No, high taxes aren’t why Minnesota ranks highly

Ranking the states by various metrics might be replacing baseball as America’s pastime. Yesterday saw the release of U.S. News & World Report’s annual ‘Best States Rankings‘. These were reported in all of Minnesota’s major news platforms, the main finding being that our state ranked 3rd overall.

Higher taxes don’t make for a better state

Immediately, some seized on this as evidence that Minnesota’s high taxes are actually a really good thing. They argued that our high ranking as a ‘best state’ was a result of our high taxes.

The evidence does not support this argument. Figure 1, below, compares the state rankings according to U.S. News and World Report and their rankings for overall tax burden from the Tax Foundation.

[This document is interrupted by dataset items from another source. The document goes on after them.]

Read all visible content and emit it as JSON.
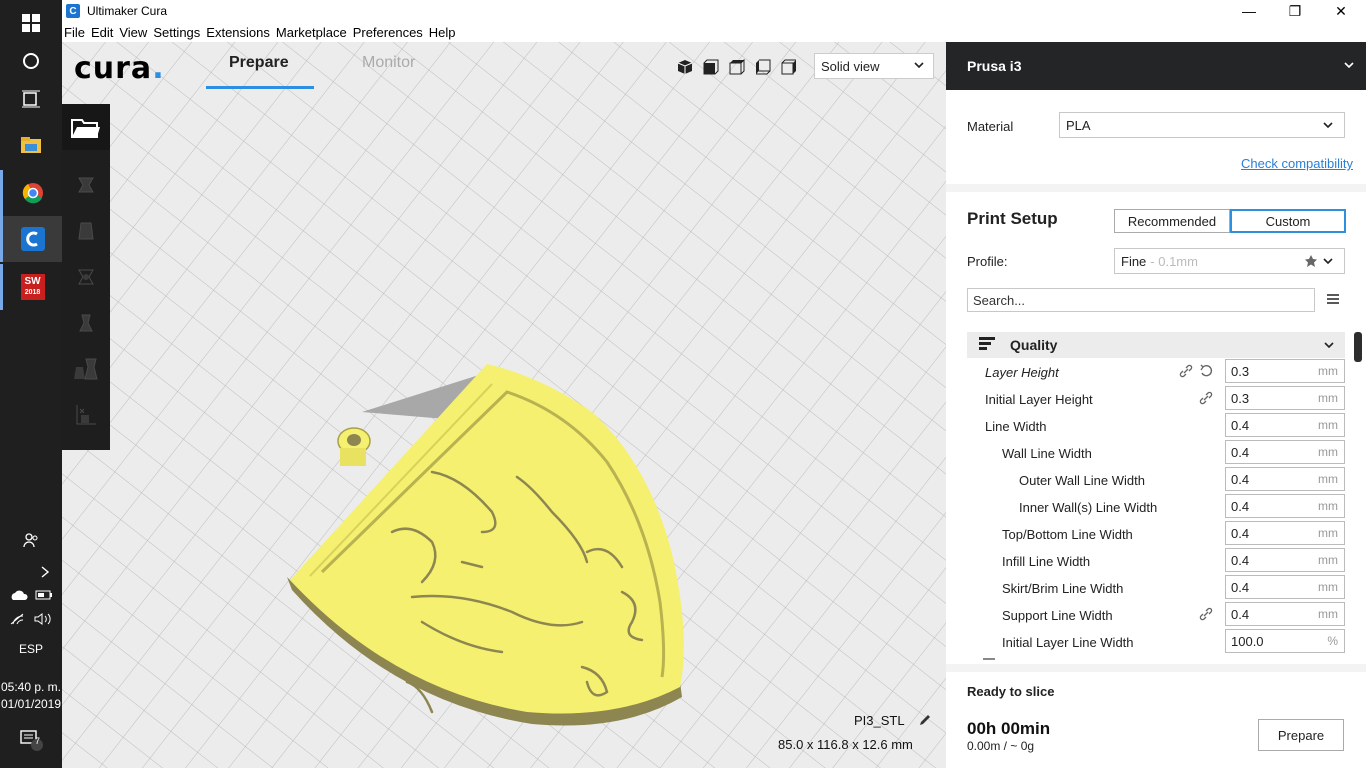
{
  "window": {
    "title": "Ultimaker Cura",
    "app_icon_letter": "C",
    "controls": {
      "minimize": "—",
      "maximize": "❐",
      "close": "✕"
    }
  },
  "menubar": [
    "File",
    "Edit",
    "View",
    "Settings",
    "Extensions",
    "Marketplace",
    "Preferences",
    "Help"
  ],
  "header": {
    "logo": "cura",
    "logo_dot": ".",
    "tabs": [
      "Prepare",
      "Monitor"
    ],
    "active_tab": "Prepare",
    "view_mode": "Solid view"
  },
  "taskbar": {
    "language": "ESP",
    "time": "05:40 p. m.",
    "date": "01/01/2019",
    "notification_count": "7",
    "solidworks_label": "SW",
    "solidworks_year": "2018"
  },
  "model": {
    "name": "PI3_STL",
    "dimensions": "85.0 x 116.8 x 12.6 mm",
    "color": "#f5f070"
  },
  "panel": {
    "printer": "Prusa i3",
    "material_label": "Material",
    "material_value": "PLA",
    "check_compat": "Check compatibility",
    "print_setup_title": "Print Setup",
    "modes": [
      "Recommended",
      "Custom"
    ],
    "active_mode": "Custom",
    "profile_label": "Profile:",
    "profile_value": "Fine",
    "profile_hint": "- 0.1mm",
    "search_placeholder": "Search...",
    "category": "Quality",
    "settings": [
      {
        "label": "Layer Height",
        "value": "0.3",
        "unit": "mm",
        "italic": true,
        "link": true,
        "reset": true
      },
      {
        "label": "Initial Layer Height",
        "value": "0.3",
        "unit": "mm",
        "link": true
      },
      {
        "label": "Line Width",
        "value": "0.4",
        "unit": "mm"
      },
      {
        "label": "Wall Line Width",
        "value": "0.4",
        "unit": "mm"
      },
      {
        "label": "Outer Wall Line Width",
        "value": "0.4",
        "unit": "mm"
      },
      {
        "label": "Inner Wall(s) Line Width",
        "value": "0.4",
        "unit": "mm"
      },
      {
        "label": "Top/Bottom Line Width",
        "value": "0.4",
        "unit": "mm"
      },
      {
        "label": "Infill Line Width",
        "value": "0.4",
        "unit": "mm"
      },
      {
        "label": "Skirt/Brim Line Width",
        "value": "0.4",
        "unit": "mm"
      },
      {
        "label": "Support Line Width",
        "value": "0.4",
        "unit": "mm",
        "link": true
      },
      {
        "label": "Initial Layer Line Width",
        "value": "100.0",
        "unit": "%"
      }
    ],
    "ready_text": "Ready to slice",
    "time_estimate": "00h 00min",
    "usage": "0.00m / ~ 0g",
    "prepare_button": "Prepare"
  },
  "colors": {
    "accent": "#2c8fdf",
    "dark_bar": "#232527",
    "link": "#2a7fd6"
  }
}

Figure 1: Best states and high tax states

Source: U.S. News and World Report and the Tax Foundation

We see no strong relationship between a state’s tax burden, as measured by the Tax Foundation, and whether it is a better or worse state, according to U.S. News & World Report. Simply put, the causal relationship of ‘High taxes > Better state’ which these people posit, just does not exist. Washington and New Hampshire, the two states which rank above Minnesota, rank an average 20th and a low 6th for tax burden compared to Minnesota’s 43rd. The two states which U.S. News & World Report rank below us, Utah and Vermont, have relatively low (8th) and relatively high (41st) tax burdens respectively.

The theory that higher taxes make a state better as measured by some ranking is a very easy one to check against data. Why don’t people do so before putting it out there? When you hear someone say that Minnesota’s high ranking on something like this is a result of our high taxes, you are not listening to serious analysis. You hearing the sad sound of confirmation bias.

John Phelan is an economist at the Center of the American Experiment.